Was Sie praktisch tun sollten

  1. Montageort festlegen und den Abstand zu Wanne und Dusche notieren.
  2. Datenblatt prüfen — Schutzart und zulässige Montageorte des Geräts.
  3. Elektrofachkraft hinzuziehen, bevor Sie bestellen. Eine kurze Ortsbesichtigung klärt Schutzbereich, FI und Potentialausgleich in einem Termin.
  4. Erst dann kaufen. Ein zurückgeschickter Heizkörper kostet weniger Nerven als eine nachträgliche Umplanung.

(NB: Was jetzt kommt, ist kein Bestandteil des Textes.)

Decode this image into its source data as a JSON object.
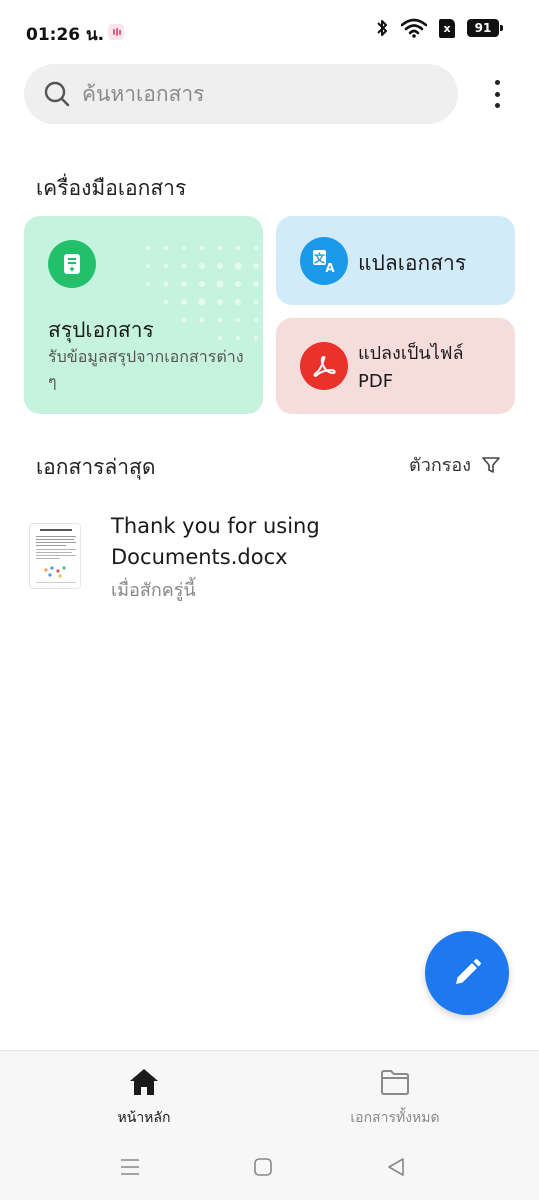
{
  "status_bar": {
    "time": "01:26 น.",
    "battery": "91",
    "sim_label": "x"
  },
  "search": {
    "placeholder": "ค้นหาเอกสาร"
  },
  "tools": {
    "section_title": "เครื่องมือเอกสาร",
    "summary": {
      "title": "สรุปเอกสาร",
      "description": "รับข้อมูลสรุปจากเอกสารต่าง ๆ",
      "icon": "document-summary-icon",
      "color": "#22c06a"
    },
    "translate": {
      "label": "แปลเอกสาร",
      "icon": "translate-icon",
      "color": "#1a9ae8"
    },
    "convert": {
      "label_line1": "แปลงเป็นไฟล์",
      "label_line2": "PDF",
      "icon": "pdf-icon",
      "color": "#e8322a"
    }
  },
  "recent": {
    "section_title": "เอกสารล่าสุด",
    "filter_label": "ตัวกรอง",
    "documents": [
      {
        "title": "Thank you for using Documents.docx",
        "time": "เมื่อสักครู่นี้"
      }
    ]
  },
  "fab": {
    "icon": "pencil-icon",
    "color": "#1e78f0"
  },
  "bottom_nav": {
    "items": [
      {
        "label": "หน้าหลัก",
        "icon": "home-icon",
        "active": true
      },
      {
        "label": "เอกสารทั้งหมด",
        "icon": "folder-icon",
        "active": false
      }
    ]
  }
}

Die Grenzen zwischen Eigenleistung und Fachbetrieb beschreibt unser Beitrag zum Anschließen elektrischer Heizkörper.

Die sichere Alternative

Wenn der gewünschte Montageort im kritischen Bereich liegt, ist ein wassergeführter Heizkörper mit Heizstab häufig die einfachere Lösung: Er hängt an der Zentralheizung und benötigt den Stromanschluss nur für den Heizstab, der konstruktiv für den Einsatz im Heizkörper ausgelegt ist. Passende Modelle unter Dualbetrieb, die Auswahl der Leistung erklärt der Beitrag zum Heizstab nachrüsten.

Kurz gefasst

Verstehen Sie das Zonenprinzip, prüfen Sie die IP-Schutzart des Geräts und lassen Sie Ihr konkretes Bad von einer Elektrofachkraft beurteilen — vor dem Kauf. Geeignete Geräte finden Sie unter elektrische Badheizkörper.

Dieser Beitrag erklärt das Prinzip und ersetzt keine normgerechte Planung. Maßgeblich sind die einschlägigen Normen in der jeweils gültigen Fassung und die Beurteilung durch eine Elektrofachkraft.